Le syndicat qui représente les travailleurs de la construction a annoncé, un peu après minuit mardi, ne pas avoir été en mesure de conclure une entente pour renouveler les conventions collectives dans les secteurs industriel et commercial-institutionnel.

La loi spéciale, qui avait mis fin à la grève de la construction, le 30 mai dernier, donnait à l'Alliance syndicale et aux associations patronales concernées jusqu'au 30 octobre pour conclure une entente de principe, en médiation.

Or, la médiation s'est conclue à minuit sans qu'une entente n'ait pu avoir lieu, a indiqué l'Alliance syndicale.

Par communiqué, le porte-parole de l'Alliance syndicale, Michel Trépanier, a déclaré que «la partie patronale avait répété qu'elle irait jusqu'à l'arbitrage pour obtenir gain de cause».

Toutefois, l'Alliance syndicale avait déjà réussi à s'entendre avec l'Association des professionnels de la construction et de l'habitation (APCHQ) pour ce qui est de la construction résidentielle et avec l'Association des constructeurs de routes et grands travaux (ACRGTQ) pour ce qui est du génie civil et de la voirie.

Arbitre

La loi 142 prévoit qu'à défaut d'une entente, c'est un arbitre ou un conseil d'arbitrage qui devra déterminer les conditions de travail. Il appartiendra à la ministre du Travail, Dominique Vien, de déterminer les matières qui devront faire l'objet de l'arbitrage.
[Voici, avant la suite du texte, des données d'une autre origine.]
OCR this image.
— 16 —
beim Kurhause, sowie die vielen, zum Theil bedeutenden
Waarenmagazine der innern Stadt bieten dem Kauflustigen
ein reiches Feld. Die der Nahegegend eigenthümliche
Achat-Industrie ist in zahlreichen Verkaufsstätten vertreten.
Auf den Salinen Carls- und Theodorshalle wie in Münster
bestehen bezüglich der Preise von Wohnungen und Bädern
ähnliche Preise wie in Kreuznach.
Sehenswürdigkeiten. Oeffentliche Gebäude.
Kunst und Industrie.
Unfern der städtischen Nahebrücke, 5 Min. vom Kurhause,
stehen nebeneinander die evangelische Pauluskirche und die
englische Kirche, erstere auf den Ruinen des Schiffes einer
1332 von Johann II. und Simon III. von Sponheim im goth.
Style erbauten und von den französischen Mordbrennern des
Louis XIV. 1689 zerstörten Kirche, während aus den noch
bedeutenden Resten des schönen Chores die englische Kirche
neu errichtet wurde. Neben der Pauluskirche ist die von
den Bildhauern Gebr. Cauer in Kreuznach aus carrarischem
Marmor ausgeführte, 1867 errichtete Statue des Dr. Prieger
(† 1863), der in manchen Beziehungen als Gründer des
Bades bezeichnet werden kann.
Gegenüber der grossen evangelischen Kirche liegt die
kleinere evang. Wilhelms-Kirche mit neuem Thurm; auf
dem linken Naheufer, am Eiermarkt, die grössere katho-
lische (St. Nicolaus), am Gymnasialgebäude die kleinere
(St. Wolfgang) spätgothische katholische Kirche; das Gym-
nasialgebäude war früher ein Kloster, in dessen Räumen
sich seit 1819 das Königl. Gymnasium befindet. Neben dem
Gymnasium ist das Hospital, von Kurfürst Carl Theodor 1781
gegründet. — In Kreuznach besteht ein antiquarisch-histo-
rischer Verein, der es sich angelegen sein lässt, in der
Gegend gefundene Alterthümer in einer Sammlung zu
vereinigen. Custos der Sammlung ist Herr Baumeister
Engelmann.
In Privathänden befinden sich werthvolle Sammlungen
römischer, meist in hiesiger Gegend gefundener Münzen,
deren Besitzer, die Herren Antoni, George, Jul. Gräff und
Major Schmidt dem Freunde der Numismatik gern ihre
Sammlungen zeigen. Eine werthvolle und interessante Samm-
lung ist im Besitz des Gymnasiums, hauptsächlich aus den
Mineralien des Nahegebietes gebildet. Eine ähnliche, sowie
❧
«Nous espérons maintenant que la ministre, Dominique Vien, ne donnera pas aux patrons ce qu'ils désirent depuis le début, c'est-à-dire un arbitrage sur le temps supplémentaire, les horaires de travail et la reprise des heures perdues pour intempéries», a conclu Michel Trépanier.

La loi spéciale donne des balises strictes à l'arbitre. Ainsi, il devra baser sa décision sur «la capacité de payer des donneurs d'ouvrage, les conditions de travail et l'évolution des taux de salaire de corps d'emploi comparables au Québec et ailleurs au Canada, le maintien du pouvoir d'achat des travailleurs de l'industrie de la construction, l'équilibre entre le besoin de flexibilité dans l'organisation du travail et les contraintes occasionnées par des horaires variables».